DMS uses metadata — also called a data dictionary — to power object browsing, sensitive data detection, and fine-grained permission control over databases, tables, fields, data rows, and programmable objects.
Metadata describes your database's structure and includes:
Database names and character sets
Table names, sizes, row counts, character sets, and descriptions
Field types, lengths, precision, nullability, and descriptions
Table indexes and their fields
Programmable object names and types
All metadata is sourced from internal database objects such as information_schema.
Table size and row count values are not exact. Use them as order-of-magnitude estimates only.
How DMS acquires metadata
DMS acquires metadata differently depending on the control mode of the database instance.
| Security Protection | Not Security Managed | |
|---|---|---|
| Acquisition scope | All metadata for the database instance | Database-level information only; all other metadata is loaded in real time after you log in |
| Full acquisition on first access | Yes | Yes |
| Scheduled full acquisition | Daily at 18:00, automatically for all instances under Security Protection within the tenant | Not supported |
| On-demand incremental acquisition | 4 methods — see Trigger incremental acquisition | 3 methods — see Trigger incremental acquisition |
| Other | — | Database information is acquired based on the permissions of the database account when you log in |
Trigger incremental acquisition
To update metadata on demand, use any of the following methods:
Click the refresh button in the SQLConsole.
Click Refresh/Sync Dictionary in the database instance list on the left side of the console home page.
In System Administration > Instance Management, a DBA or administrator can trigger an incremental acquisition. For details, see Sync metadata.

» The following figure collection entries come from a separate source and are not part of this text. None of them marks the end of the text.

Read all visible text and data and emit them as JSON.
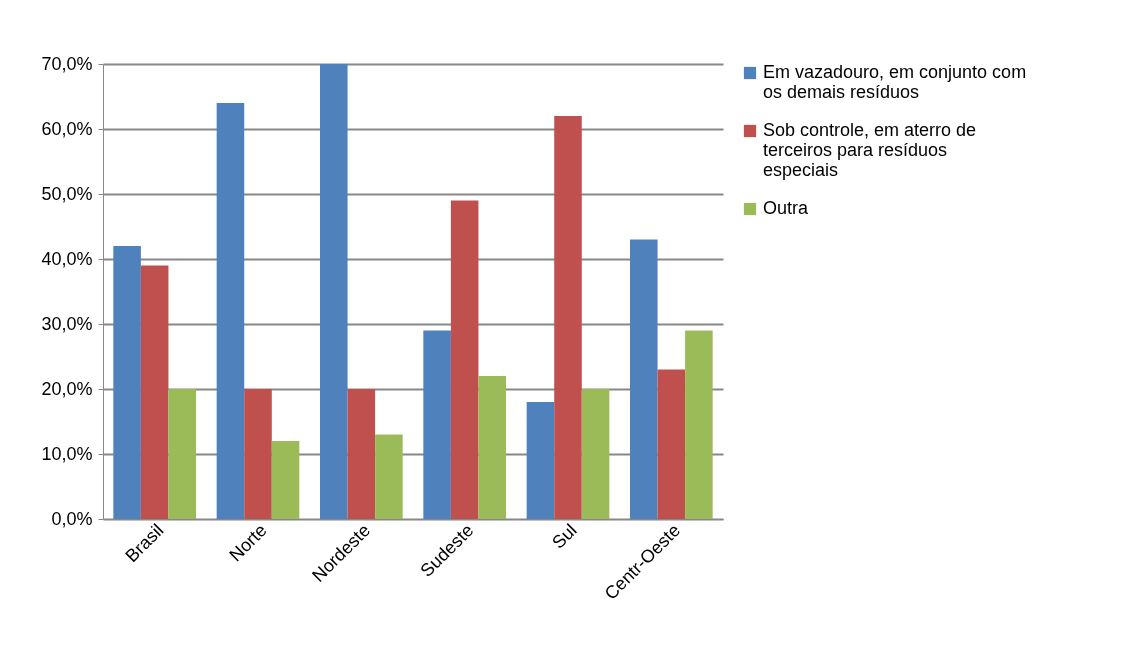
{
  "chart_data": {
    "type": "bar",
    "categories": [
      "Brasil",
      "Norte",
      "Nordeste",
      "Sudeste",
      "Sul",
      "Centr-Oeste"
    ],
    "series": [
      {
        "name": "Em vazadouro, em conjunto com os demais resíduos",
        "color": "#4f81bd",
        "values": [
          42,
          64,
          70,
          29,
          18,
          43
        ]
      },
      {
        "name": "Sob controle, em aterro de terceiros para resíduos especiais",
        "color": "#c0504d",
        "values": [
          39,
          20,
          20,
          49,
          62,
          23
        ]
      },
      {
        "name": "Outra",
        "color": "#9bbb59",
        "values": [
          20,
          12,
          13,
          22,
          20,
          29
        ]
      }
    ],
    "ylim": [
      0,
      70
    ],
    "yticks": [
      {
        "value": 0,
        "label": "0,0%"
      },
      {
        "value": 10,
        "label": "10,0%"
      },
      {
        "value": 20,
        "label": "20,0%"
      },
      {
        "value": 30,
        "label": "30,0%"
      },
      {
        "value": 40,
        "label": "40,0%"
      },
      {
        "value": 50,
        "label": "50,0%"
      },
      {
        "value": 60,
        "label": "60,0%"
      },
      {
        "value": 70,
        "label": "70,0%"
      }
    ],
    "grid": "y",
    "legend": "right"
  }
}
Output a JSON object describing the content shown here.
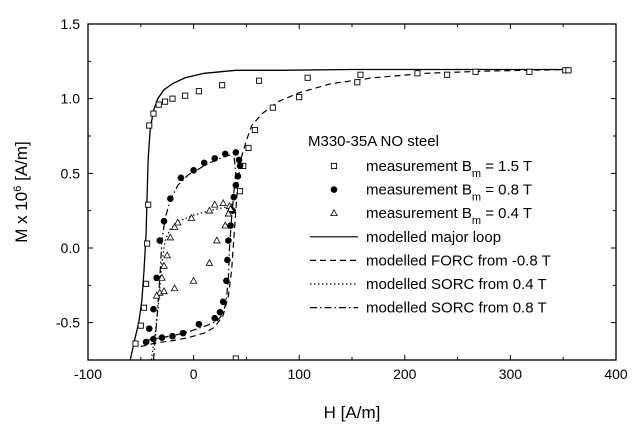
{
  "chart_data": {
    "type": "scatter",
    "xlabel": "H [A/m]",
    "ylabel": "M x 10^6 [A/m]",
    "ylabel_parts": {
      "main": "M x 10",
      "exp": "6",
      "unit": " [A/m]"
    },
    "xlim": [
      -100,
      400
    ],
    "ylim": [
      -0.75,
      1.5
    ],
    "xticks": [
      -100,
      0,
      100,
      200,
      300,
      400
    ],
    "xtick_labels": [
      "-100",
      "0",
      "100",
      "200",
      "300",
      "400"
    ],
    "yticks": [
      -0.5,
      0.0,
      0.5,
      1.0,
      1.5
    ],
    "ytick_labels": [
      "-0.5",
      "0.0",
      "0.5",
      "1.0",
      "1.5"
    ],
    "grid": false,
    "legend": {
      "placement": "right",
      "heading": "M330-35A NO steel",
      "entries": [
        {
          "marker": "square-open",
          "text": "measurement B",
          "sub": "m",
          "suffix": " = 1.5 T"
        },
        {
          "marker": "circle-filled",
          "text": "measurement B",
          "sub": "m",
          "suffix": " = 0.8 T"
        },
        {
          "marker": "triangle-open",
          "text": "measurement B",
          "sub": "m",
          "suffix": " = 0.4 T"
        },
        {
          "line": "solid",
          "text": "modelled major loop"
        },
        {
          "line": "dashed",
          "text": "modelled FORC from -0.8 T"
        },
        {
          "line": "dotted",
          "text": "modelled SORC from 0.4 T"
        },
        {
          "line": "dashdot",
          "text": "modelled SORC from 0.8 T"
        }
      ]
    },
    "series": [
      {
        "marker": "square-open",
        "points": [
          [
            -55,
            -0.64
          ],
          [
            -50,
            -0.52
          ],
          [
            -47,
            -0.4
          ],
          [
            -45,
            -0.24
          ],
          [
            -44,
            0.03
          ],
          [
            -43,
            0.29
          ],
          [
            -42,
            0.82
          ],
          [
            -38,
            0.9
          ],
          [
            -33,
            0.96
          ],
          [
            -27,
            0.98
          ],
          [
            -20,
            1.0
          ],
          [
            -8,
            1.02
          ],
          [
            5,
            1.05
          ],
          [
            27,
            1.09
          ],
          [
            62,
            1.12
          ],
          [
            108,
            1.14
          ],
          [
            158,
            1.16
          ],
          [
            212,
            1.17
          ],
          [
            240,
            1.16
          ],
          [
            267,
            1.18
          ],
          [
            318,
            1.18
          ],
          [
            352,
            1.19
          ],
          [
            355,
            1.19
          ],
          [
            155,
            1.11
          ],
          [
            100,
            1.01
          ],
          [
            75,
            0.94
          ],
          [
            58,
            0.79
          ],
          [
            52,
            0.67
          ],
          [
            47,
            0.55
          ],
          [
            44,
            0.38
          ],
          [
            40,
            -0.74
          ]
        ]
      },
      {
        "marker": "circle-filled",
        "points": [
          [
            -45,
            -0.63
          ],
          [
            -42,
            -0.54
          ],
          [
            -38,
            -0.41
          ],
          [
            -35,
            -0.2
          ],
          [
            -32,
            0.05
          ],
          [
            -28,
            0.18
          ],
          [
            -22,
            0.33
          ],
          [
            -12,
            0.47
          ],
          [
            0,
            0.52
          ],
          [
            10,
            0.57
          ],
          [
            20,
            0.6
          ],
          [
            30,
            0.63
          ],
          [
            40,
            0.64
          ],
          [
            43,
            0.59
          ],
          [
            44,
            0.55
          ],
          [
            42,
            0.48
          ],
          [
            40,
            0.42
          ],
          [
            38,
            0.34
          ],
          [
            37,
            0.25
          ],
          [
            35,
            0.15
          ],
          [
            33,
            0.05
          ],
          [
            32,
            -0.08
          ],
          [
            31,
            -0.22
          ],
          [
            28,
            -0.36
          ],
          [
            25,
            -0.43
          ],
          [
            20,
            -0.47
          ],
          [
            5,
            -0.51
          ],
          [
            -10,
            -0.57
          ],
          [
            -20,
            -0.59
          ],
          [
            -30,
            -0.6
          ],
          [
            -38,
            -0.61
          ]
        ]
      },
      {
        "marker": "triangle-open",
        "points": [
          [
            -32,
            -0.3
          ],
          [
            -30,
            -0.2
          ],
          [
            -28,
            -0.12
          ],
          [
            -25,
            -0.05
          ],
          [
            -22,
            0.07
          ],
          [
            -18,
            0.14
          ],
          [
            -15,
            0.17
          ],
          [
            -2,
            0.2
          ],
          [
            15,
            0.25
          ],
          [
            20,
            0.29
          ],
          [
            28,
            0.3
          ],
          [
            34,
            0.28
          ],
          [
            35,
            0.26
          ],
          [
            33,
            0.23
          ],
          [
            30,
            0.15
          ],
          [
            22,
            0.05
          ],
          [
            15,
            -0.1
          ],
          [
            0,
            -0.22
          ],
          [
            -18,
            -0.27
          ],
          [
            -28,
            -0.29
          ],
          [
            -35,
            -0.32
          ]
        ]
      }
    ],
    "curves": [
      {
        "style": "solid",
        "points": [
          [
            -60,
            -0.75
          ],
          [
            -56,
            -0.62
          ],
          [
            -52,
            -0.5
          ],
          [
            -49,
            -0.35
          ],
          [
            -47,
            -0.15
          ],
          [
            -45,
            0.1
          ],
          [
            -44,
            0.35
          ],
          [
            -43,
            0.6
          ],
          [
            -41,
            0.8
          ],
          [
            -38,
            0.92
          ],
          [
            -34,
            1.0
          ],
          [
            -28,
            1.06
          ],
          [
            -20,
            1.1
          ],
          [
            -8,
            1.14
          ],
          [
            10,
            1.17
          ],
          [
            40,
            1.19
          ],
          [
            80,
            1.19
          ],
          [
            150,
            1.195
          ],
          [
            250,
            1.195
          ],
          [
            357,
            1.195
          ]
        ]
      },
      {
        "style": "dashed",
        "points": [
          [
            -50,
            -0.66
          ],
          [
            -35,
            -0.635
          ],
          [
            -20,
            -0.62
          ],
          [
            -5,
            -0.6
          ],
          [
            10,
            -0.57
          ],
          [
            20,
            -0.53
          ],
          [
            28,
            -0.45
          ],
          [
            33,
            -0.32
          ],
          [
            36,
            -0.15
          ],
          [
            38,
            0.05
          ],
          [
            40,
            0.25
          ],
          [
            42,
            0.45
          ],
          [
            45,
            0.6
          ],
          [
            50,
            0.72
          ],
          [
            55,
            0.82
          ],
          [
            65,
            0.9
          ],
          [
            80,
            0.98
          ],
          [
            100,
            1.04
          ],
          [
            130,
            1.1
          ],
          [
            170,
            1.14
          ],
          [
            220,
            1.17
          ],
          [
            280,
            1.185
          ],
          [
            357,
            1.195
          ]
        ]
      },
      {
        "style": "dotted",
        "points": [
          [
            -40,
            -0.75
          ],
          [
            -36,
            -0.55
          ],
          [
            -33,
            -0.35
          ],
          [
            -30,
            -0.1
          ],
          [
            -27,
            0.05
          ],
          [
            -22,
            0.13
          ],
          [
            -14,
            0.18
          ],
          [
            0,
            0.22
          ],
          [
            15,
            0.25
          ],
          [
            28,
            0.27
          ],
          [
            35,
            0.28
          ],
          [
            37,
            0.3
          ]
        ]
      },
      {
        "style": "dashdot",
        "points": [
          [
            -38,
            -0.75
          ],
          [
            -35,
            -0.5
          ],
          [
            -32,
            -0.2
          ],
          [
            -30,
            0.05
          ],
          [
            -27,
            0.2
          ],
          [
            -22,
            0.32
          ],
          [
            -15,
            0.42
          ],
          [
            -5,
            0.49
          ],
          [
            5,
            0.53
          ],
          [
            15,
            0.57
          ],
          [
            25,
            0.6
          ],
          [
            33,
            0.62
          ],
          [
            38,
            0.63
          ],
          [
            40,
            0.5
          ],
          [
            38,
            0.36
          ],
          [
            36,
            0.2
          ],
          [
            34,
            0.0
          ],
          [
            33,
            -0.2
          ],
          [
            31,
            -0.35
          ],
          [
            28,
            -0.44
          ],
          [
            22,
            -0.49
          ],
          [
            12,
            -0.52
          ],
          [
            0,
            -0.55
          ],
          [
            -15,
            -0.58
          ],
          [
            -30,
            -0.6
          ],
          [
            -45,
            -0.62
          ]
        ]
      }
    ]
  }
}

For instances under Security Protection, DDL changes made through DMS automatically trigger an incremental acquisition of the affected table's metadata. This fourth method is not available for instances that are not under Security Protection.
Export metadata
To use metadata outside DMS — for example, in compliance audits — export it via the OpenAPI. See Database and table metadata for the API reference.
OpenAPI export is available only for instances under Security Protection.
List of acquired metadata
The following table shows which metadata DMS acquires for each supported database type. DMS uses each category of metadata for a specific purpose: field types and nullability enable sensitive data detection, indexes support query optimization guidance, and programmable object names enable fine-grained permission control.
| Object | MySQL protocol series① | PostgreSQL protocol series② | SQL Server | Oracle | MongoDB | Redis |
|---|---|---|---|---|---|---|
| Database | Name, Character set | Name | Name | Name | — | Name |
| Table | Name, Description, Character set, Number of rows, Size | Name, Description, Number of rows, Size | Name, Description, Number of rows, Size | Name, Description, Number of rows, Size | — | — |
| Field | Name, Type, Is nullable, Length, Precision, Description | Name, Type, Is nullable, Length, Precision, Description | Name, Type, Is nullable, Length, Precision, Description | Name, Type, Is nullable, Length, Precision, Description | — | — |
| Index | Name, Type, Index fields | Name, Type, Index fields | Name, Type, Index fields | Name, Type, Index fields | Name, Index fields | — |
| Programmable object | Name, Type | Name, Type | Name, Type | — | — | — |
| Schema | — | Name | — | — | — | — |
| Collection | — | — | — | — | Name | — |
| Key | — | — | — | — | — | Name, Type |
①: MySQL, PolarDB for MySQL, PolarDB distributed version, AnalyticDB for MySQL, DLA, ClickHouse, OceanBase MySQL mode, and MariaDB.
②: PostgreSQL, PolarDB for PostgreSQL (Compatible with Oracle), PolarDB for PostgreSQL, AnalyticDB for PostgreSQL, and OceanBase Oracle mode.